The Treaty Between the Russian Federation and Ukraine on Cooperation in the Use of the Sea of Azov and the Kerch Strait is an agreement on sea and fisheries between Russia and Ukraine entered into force on 23 April 2004.[1][2] It was signed on 24 December 2003 by President of UkraineLeonid Kuchma and President of RussiaVladimir Putin[2] and ratified by both parliaments in April 2004.
In February 2023 the Ukrainian parliament Verkhovna Rada formally denounced all treaties with Russia on cooperation in the Sea of Azov and in June 2023 Russia’s upper house of parliament, the Federation Council, approved a bill denouncing the Russian-Ukrainian treaty. It argued that "because, now, the coasts of the Sea of Azov and the Kerch Strait come under the sole jurisdiction of the Russian Federation Ukraine has lost its status as a littoral state with respect to these bodies of water."[3]

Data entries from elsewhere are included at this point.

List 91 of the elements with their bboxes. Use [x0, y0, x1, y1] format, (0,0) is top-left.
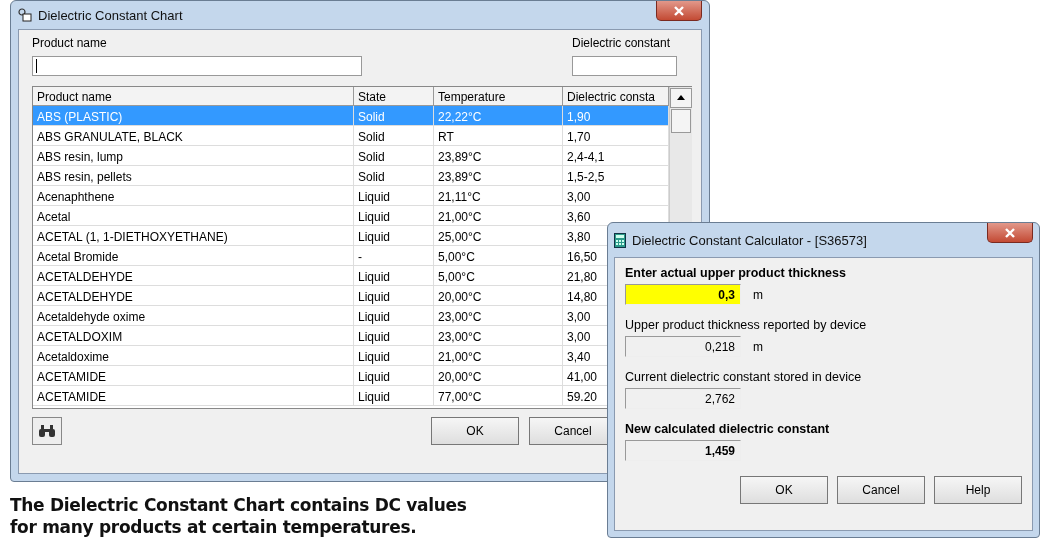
- table-cell[interactable]: Acetal: [37, 210, 71, 224]
- table-cell[interactable]: Liquid: [358, 190, 391, 204]
- field-label: Dielectric constant: [572, 36, 672, 51]
- table-cell[interactable]: ACETAMIDE: [37, 370, 107, 384]
- table-cell[interactable]: 23,89°C: [438, 150, 482, 164]
- column-header[interactable]: Product name: [33, 87, 354, 106]
- table-cell[interactable]: 3,60: [567, 210, 591, 224]
- scroll-up-icon[interactable]: [670, 88, 692, 108]
- field-label: Current dielectric constant stored in device: [625, 370, 863, 384]
- caption-text: The Dielectric Constant Chart contains DC values for many products at certain temperatures.: [10, 494, 468, 538]
- table-cell[interactable]: ACETAMIDE: [37, 390, 107, 404]
- table-cell[interactable]: Acetaldoxime: [37, 350, 110, 364]
- table-cell[interactable]: 25,00°C: [438, 230, 482, 244]
- window-title: Dielectric Constant Calculator - [S36573]: [632, 232, 867, 248]
- table-cell[interactable]: 3,80: [567, 230, 591, 244]
- value-field: 0,218: [625, 336, 741, 357]
- table-cell[interactable]: Liquid: [358, 390, 391, 404]
- table-cell[interactable]: Solid: [358, 130, 385, 144]
- value-field: 2,762: [625, 388, 741, 409]
- table-cell[interactable]: 1,70: [567, 130, 591, 144]
- dielectric-constant-field[interactable]: [572, 56, 677, 76]
- table-cell[interactable]: 3,00: [567, 190, 591, 204]
- table-cell[interactable]: 21,80: [567, 270, 598, 284]
- table-cell[interactable]: Liquid: [358, 290, 391, 304]
- value-field: 1,459: [625, 440, 741, 461]
- close-icon: [672, 5, 686, 16]
- table-cell[interactable]: 20,00°C: [438, 290, 482, 304]
- table-cell[interactable]: 5,00°C: [438, 270, 475, 284]
- field-label: Enter actual upper product thickness: [625, 266, 847, 280]
- table-cell[interactable]: Liquid: [358, 210, 391, 224]
- table-cell[interactable]: Liquid: [358, 230, 391, 244]
- table-cell[interactable]: Liquid: [358, 310, 391, 324]
- table-cell[interactable]: ACETALDEHYDE: [37, 270, 133, 284]
- table-cell[interactable]: ABS resin, lump: [37, 150, 124, 164]
- table-cell[interactable]: 21,00°C: [438, 350, 482, 364]
- table-cell[interactable]: 1,5-2,5: [567, 170, 605, 184]
- table-cell[interactable]: 3,40: [567, 350, 591, 364]
- table-cell[interactable]: 77,00°C: [438, 390, 482, 404]
- table-cell[interactable]: -: [358, 250, 362, 264]
- table-cell[interactable]: Liquid: [358, 370, 391, 384]
- calculator-icon: [614, 232, 626, 248]
- table-cell[interactable]: 21,11°C: [438, 190, 481, 204]
- binoculars-icon: [38, 424, 56, 438]
- table-cell[interactable]: ABS GRANULATE, BLACK: [37, 130, 183, 144]
- dialog-button[interactable]: Help: [934, 476, 1022, 504]
- field-label: New calculated dielectric constant: [625, 422, 831, 436]
- table-cell[interactable]: ABS resin, pellets: [37, 170, 132, 184]
- table-cell[interactable]: 3,00: [567, 330, 591, 344]
- column-header[interactable]: Dielectric consta: [563, 87, 669, 106]
- window-icon: [18, 8, 32, 22]
- unit-label: m: [753, 287, 763, 302]
- close-icon: [1003, 227, 1017, 238]
- dialog-button[interactable]: OK: [740, 476, 828, 504]
- table-cell[interactable]: Acetaldehyde oxime: [37, 310, 146, 324]
- table-cell[interactable]: ACETAL (1, 1-DIETHOXYETHANE): [37, 230, 228, 244]
- table-cell[interactable]: Liquid: [358, 350, 391, 364]
- table-cell[interactable]: ACETALDOXIM: [37, 330, 123, 344]
- table-cell[interactable]: Liquid: [358, 270, 391, 284]
- input-field[interactable]: 0,3: [625, 284, 741, 305]
- table-cell[interactable]: 23,00°C: [438, 330, 482, 344]
- table-cell[interactable]: Acetal Bromide: [37, 250, 119, 264]
- table-cell[interactable]: 21,00°C: [438, 210, 482, 224]
- close-button[interactable]: [656, 1, 702, 21]
- table-cell[interactable]: 23,89°C: [438, 170, 482, 184]
- column-header[interactable]: State: [354, 87, 434, 106]
- table-cell[interactable]: Liquid: [358, 330, 391, 344]
- table-cell[interactable]: 5,00°C: [438, 250, 475, 264]
- dialog-button[interactable]: Cancel: [837, 476, 925, 504]
- dialog-button[interactable]: OK: [431, 417, 519, 445]
- table-cell[interactable]: Solid: [358, 170, 385, 184]
- field-label: Product name: [32, 36, 108, 51]
- table-cell[interactable]: RT: [438, 130, 454, 144]
- table-cell[interactable]: 20,00°C: [438, 370, 482, 384]
- product-name-field[interactable]: [32, 56, 362, 76]
- table-cell[interactable]: 2,4-4,1: [567, 150, 605, 164]
- table-cell[interactable]: 14,80: [567, 290, 598, 304]
- close-button[interactable]: [987, 223, 1033, 243]
- column-header[interactable]: Temperature: [434, 87, 563, 106]
- table-cell[interactable]: 41,00: [567, 370, 598, 384]
- table-cell[interactable]: Solid: [358, 150, 385, 164]
- table-cell[interactable]: 59.20: [567, 390, 598, 404]
- scroll-thumb[interactable]: [671, 109, 691, 133]
- unit-label: m: [753, 339, 763, 354]
- field-label: Upper product thickness reported by device: [625, 318, 868, 332]
- table-cell[interactable]: 16,50: [567, 250, 598, 264]
- find-button[interactable]: [32, 417, 62, 445]
- table-cell[interactable]: Acenaphthene: [37, 190, 115, 204]
- table-cell[interactable]: 3,00: [567, 310, 591, 324]
- table-cell[interactable]: ACETALDEHYDE: [37, 290, 133, 304]
- table-cell[interactable]: 23,00°C: [438, 310, 482, 324]
- window-title: Dielectric Constant Chart: [38, 7, 183, 23]
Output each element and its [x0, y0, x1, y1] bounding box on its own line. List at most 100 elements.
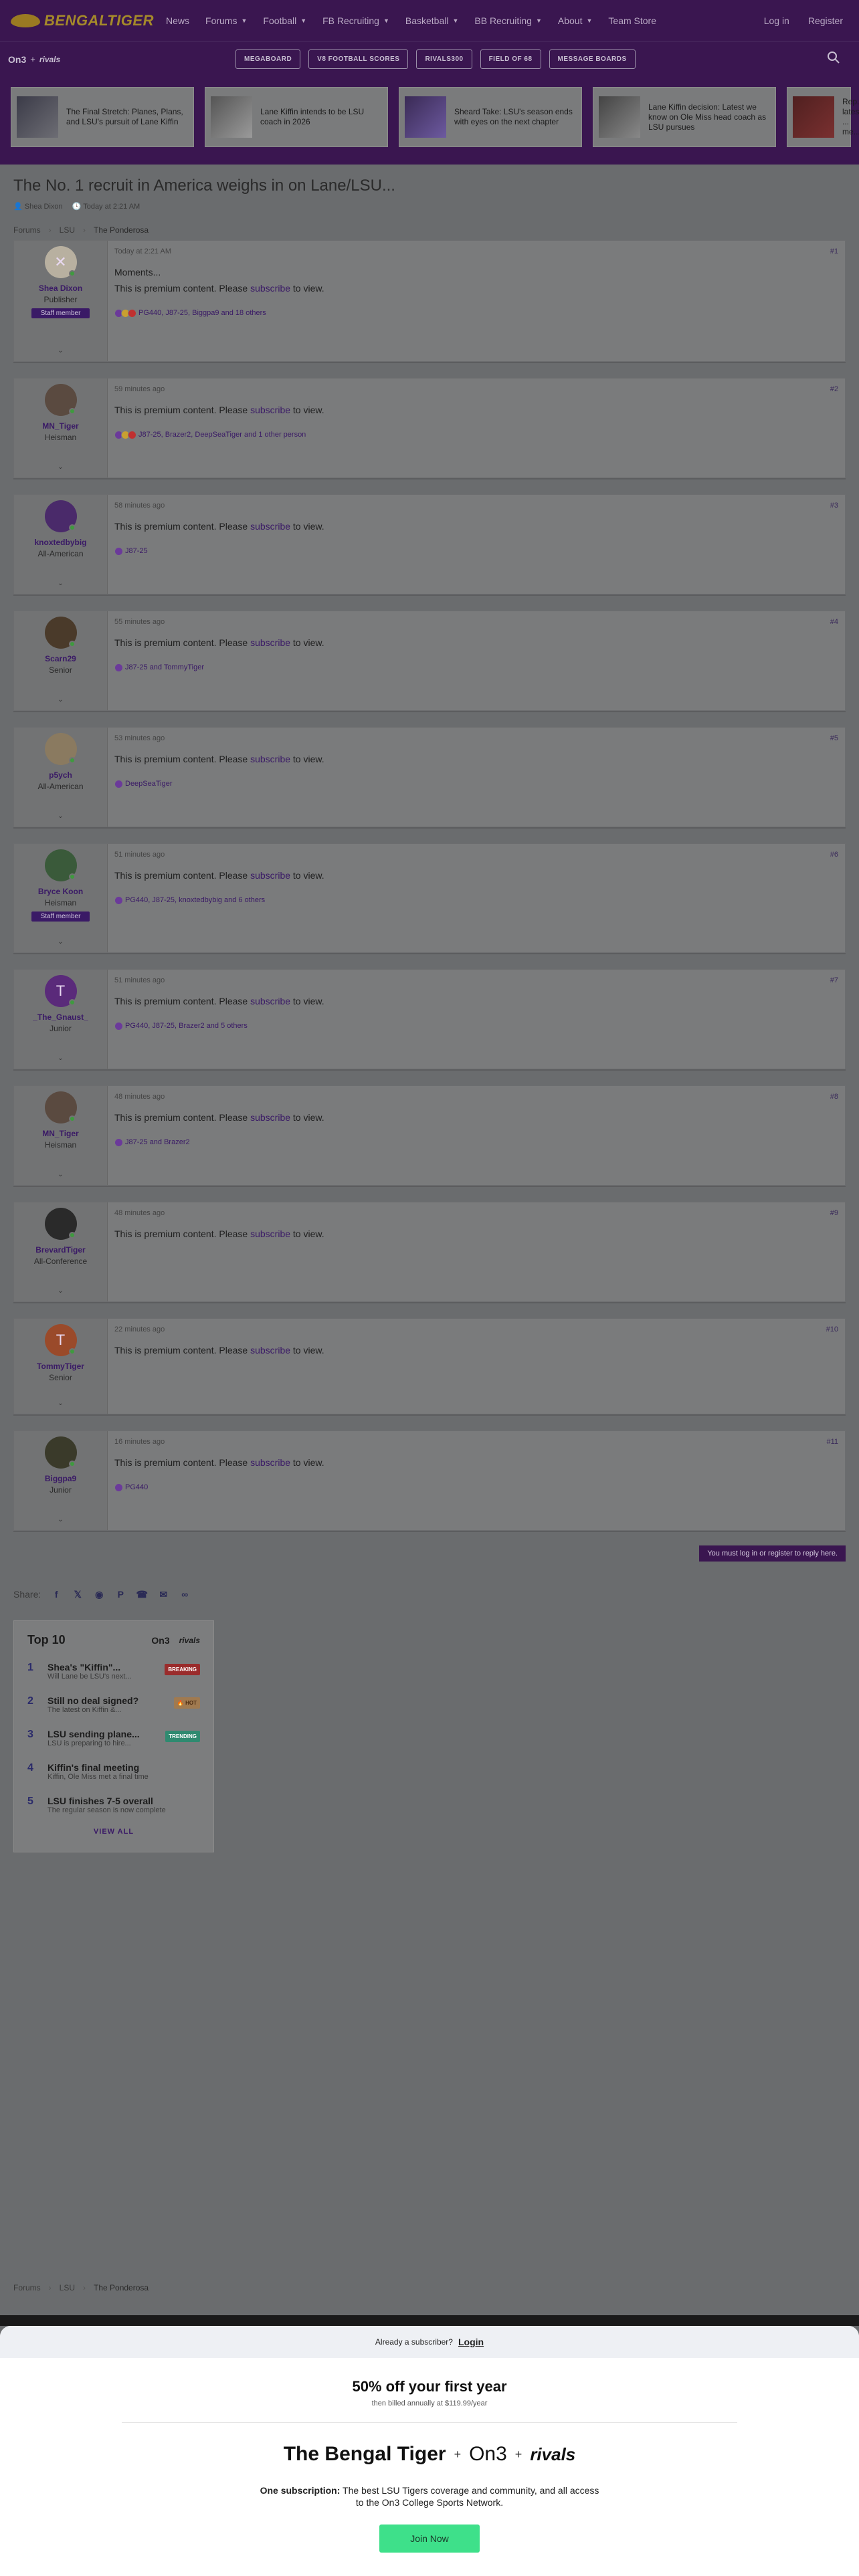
post-timestamp[interactable]: 58 minutes ago: [114, 502, 838, 510]
breadcrumb-ponderosa[interactable]: The Ponderosa: [94, 225, 149, 235]
post-number[interactable]: #4: [830, 618, 838, 626]
post-number[interactable]: #11: [826, 1438, 838, 1446]
reaction-users[interactable]: J87-25 and Brazer2: [125, 1138, 190, 1146]
facebook-icon[interactable]: f: [50, 1588, 62, 1600]
post-number[interactable]: #5: [830, 734, 838, 742]
reaction-bar[interactable]: J87-25 and TommyTiger: [114, 663, 838, 672]
rivals-logo[interactable]: rivals: [39, 55, 60, 64]
subscribe-link[interactable]: subscribe: [250, 405, 290, 415]
story-card[interactable]: Lane Kiffin decision: Latest we know on …: [593, 87, 776, 147]
link-icon[interactable]: ∞: [179, 1588, 191, 1600]
post-timestamp[interactable]: 48 minutes ago: [114, 1093, 838, 1101]
on3-logo[interactable]: On3: [8, 54, 26, 65]
post-number[interactable]: #10: [826, 1325, 838, 1333]
reaction-bar[interactable]: J87-25, Brazer2, DeepSeaTiger and 1 othe…: [114, 430, 838, 439]
chevron-down-icon[interactable]: ⌄: [58, 1164, 63, 1178]
network-pill-megaboard[interactable]: MEGABOARD: [235, 49, 301, 69]
post-number[interactable]: #6: [830, 851, 838, 859]
reaction-bar[interactable]: J87-25 and Brazer2: [114, 1138, 838, 1147]
breadcrumb-ponderosa[interactable]: The Ponderosa: [94, 2283, 149, 2292]
pinterest-icon[interactable]: P: [114, 1588, 126, 1600]
reaction-users[interactable]: PG440, J87-25, Biggpa9 and 18 others: [138, 309, 266, 317]
avatar[interactable]: [44, 384, 77, 416]
top10-item-title[interactable]: Shea's "Kiffin"...: [47, 1662, 153, 1673]
chevron-down-icon[interactable]: ⌄: [58, 457, 63, 471]
reaction-bar[interactable]: PG440, J87-25, Biggpa9 and 18 others: [114, 308, 838, 318]
top10-item[interactable]: 1 Shea's "Kiffin"... Will Lane be LSU's ne…: [27, 1662, 200, 1681]
email-icon[interactable]: ✉: [157, 1588, 169, 1600]
network-pill-v8-football-scores[interactable]: V8 FOOTBALL SCORES: [308, 49, 409, 69]
top10-item-title[interactable]: LSU sending plane...: [47, 1729, 153, 1739]
reaction-bar[interactable]: PG440, J87-25, Brazer2 and 5 others: [114, 1021, 838, 1031]
breadcrumb-forums[interactable]: Forums: [13, 225, 41, 235]
login-link[interactable]: Log in: [764, 15, 789, 26]
nav-link-bb-recruiting[interactable]: BB Recruiting ▼: [466, 15, 550, 26]
post-timestamp[interactable]: Today at 2:21 AM: [114, 247, 838, 255]
avatar[interactable]: [44, 1436, 77, 1469]
thread-author[interactable]: 👤 Shea Dixon: [13, 202, 63, 211]
subscribe-link[interactable]: subscribe: [250, 637, 290, 648]
search-icon[interactable]: [827, 51, 851, 68]
top10-item-title[interactable]: Still no deal signed?: [47, 1695, 162, 1706]
twitter-icon[interactable]: 𝕏: [72, 1588, 84, 1600]
post-number[interactable]: #9: [830, 1209, 838, 1217]
post-timestamp[interactable]: 51 minutes ago: [114, 976, 838, 984]
avatar[interactable]: [44, 849, 77, 881]
reaction-users[interactable]: J87-25 and TommyTiger: [125, 663, 204, 671]
nav-link-about[interactable]: About ▼: [550, 15, 601, 26]
avatar[interactable]: [44, 733, 77, 765]
post-timestamp[interactable]: 55 minutes ago: [114, 618, 838, 626]
network-pill-message-boards[interactable]: MESSAGE BOARDS: [549, 49, 636, 69]
top10-item[interactable]: 4 Kiffin's final meeting Kiffin, Ole Miss …: [27, 1762, 200, 1781]
post-username[interactable]: Biggpa9: [45, 1474, 76, 1483]
avatar[interactable]: [44, 1091, 77, 1123]
post-username[interactable]: p5ych: [49, 770, 72, 780]
post-timestamp[interactable]: 16 minutes ago: [114, 1438, 838, 1446]
subscribe-link[interactable]: subscribe: [250, 1112, 290, 1123]
post-username[interactable]: _The_Gnaust_: [33, 1012, 88, 1022]
chevron-down-icon[interactable]: ⌄: [58, 1509, 63, 1523]
avatar[interactable]: T: [44, 975, 77, 1007]
top10-item-title[interactable]: Kiffin's final meeting: [47, 1762, 200, 1773]
network-pill-field-of-68[interactable]: FIELD OF 68: [480, 49, 541, 69]
reaction-users[interactable]: J87-25, Brazer2, DeepSeaTiger and 1 othe…: [138, 431, 306, 439]
subscribe-link[interactable]: subscribe: [250, 1228, 290, 1239]
top10-item[interactable]: 5 LSU finishes 7-5 overall The regular sea…: [27, 1796, 200, 1814]
post-number[interactable]: #8: [830, 1093, 838, 1101]
chevron-down-icon[interactable]: ⌄: [58, 932, 63, 946]
breadcrumb-lsu[interactable]: LSU: [60, 225, 75, 235]
chevron-down-icon[interactable]: ⌄: [58, 1281, 63, 1295]
reddit-icon[interactable]: ◉: [93, 1588, 105, 1600]
post-username[interactable]: MN_Tiger: [42, 1129, 78, 1138]
avatar[interactable]: ✕: [44, 246, 77, 278]
subscribe-link[interactable]: subscribe: [250, 870, 290, 881]
chevron-down-icon[interactable]: ⌄: [58, 1048, 63, 1062]
breadcrumb-lsu[interactable]: LSU: [60, 2283, 75, 2292]
story-card[interactable]: The Final Stretch: Planes, Plans, and LS…: [11, 87, 194, 147]
post-username[interactable]: BrevardTiger: [35, 1245, 85, 1255]
nav-link-news[interactable]: News: [158, 15, 197, 26]
story-card[interactable]: Sheard Take: LSU's season ends with eyes…: [399, 87, 582, 147]
reaction-users[interactable]: J87-25: [125, 547, 148, 555]
login-notice[interactable]: You must log in or register to reply her…: [699, 1545, 846, 1562]
nav-link-basketball[interactable]: Basketball ▼: [397, 15, 467, 26]
paywall-login-link[interactable]: Login: [458, 2337, 484, 2347]
top10-item[interactable]: 2 Still no deal signed? The latest on Kiff…: [27, 1695, 200, 1714]
post-number[interactable]: #2: [830, 385, 838, 393]
join-now-button[interactable]: Join Now: [379, 2525, 480, 2553]
post-username[interactable]: Bryce Koon: [38, 887, 83, 896]
subscribe-link[interactable]: subscribe: [250, 754, 290, 764]
nav-link-fb-recruiting[interactable]: FB Recruiting ▼: [314, 15, 397, 26]
reaction-bar[interactable]: PG440: [114, 1483, 838, 1492]
reaction-users[interactable]: PG440: [125, 1483, 148, 1491]
subscribe-link[interactable]: subscribe: [250, 283, 290, 294]
nav-link-forums[interactable]: Forums ▼: [197, 15, 255, 26]
story-card[interactable]: Lane Kiffin intends to be LSU coach in 2…: [205, 87, 388, 147]
register-link[interactable]: Register: [808, 15, 843, 26]
nav-link-team-store[interactable]: Team Store: [600, 15, 664, 26]
post-timestamp[interactable]: 51 minutes ago: [114, 851, 838, 859]
chevron-down-icon[interactable]: ⌄: [58, 689, 63, 704]
post-username[interactable]: Shea Dixon: [39, 284, 82, 293]
post-number[interactable]: #7: [830, 976, 838, 984]
post-timestamp[interactable]: 22 minutes ago: [114, 1325, 838, 1333]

The Parties, proceeding from the necessity of conservation of the Azov–Kerch defined area of water as integral economic and natural complex, to be used in the interests of the Russian Federation and Ukraine, have agreed as follows:
The Sea of Azov must be delimited by the state border in accordance with the Agreement signed by the Parties.
Dispute settlement regarding the issues pertaining to the defined area of water of Kerch must be regulated by agreement between the Parties.
Mercantile vessels and other state non-commercial vessels flying the flags of the Russian Federation and Ukraine have free navigation in the Sea of Azov and the Kerch Strait.
Russian–Ukrainian cooperation in the spheres of navigation, fisheries, protection of marine environment, ecological safety and life-saving in the Sea of Azov and the Kerch Strait must be implemented on the basis of existing international agreements and by conclusion, in respective cases, of the new ones.[4][5]
Russia and Ukraine have been in a dispute over the delimitation of the waters of the Kerch Strait since the Collapse of Soviet Union. The treaty was signed after 2003 Tuzla Island conflict under pressure of Russian seizure of Tuzla Island and the Kerch Strait's navigable channel from Ukraine. According to Jamestown Foundation, the terms of the treaty were disadvantageous to Ukraine.[6][5][7]
In the context of the 2018 Kerch Strait incident, Sergey Lavrov at a press-conference in Rome said that while the agreement stipulates the free navigation, since the Sea of Azov is the common internal waters, both sides have the right for inspection, which was exercised in the past without any complaints.[8] However, Ukraine already filed arbitral proceedings against Russian Federation on the Law of the Sea including the restrictions on passage of Ukrainian vessels through Kerch Strait and the Sea of Azov as far as 2016.[9][10] Furthermore, the fact is that 24 sailors and 3 ships remain in the custody of Russia in violation of the agreement.[11]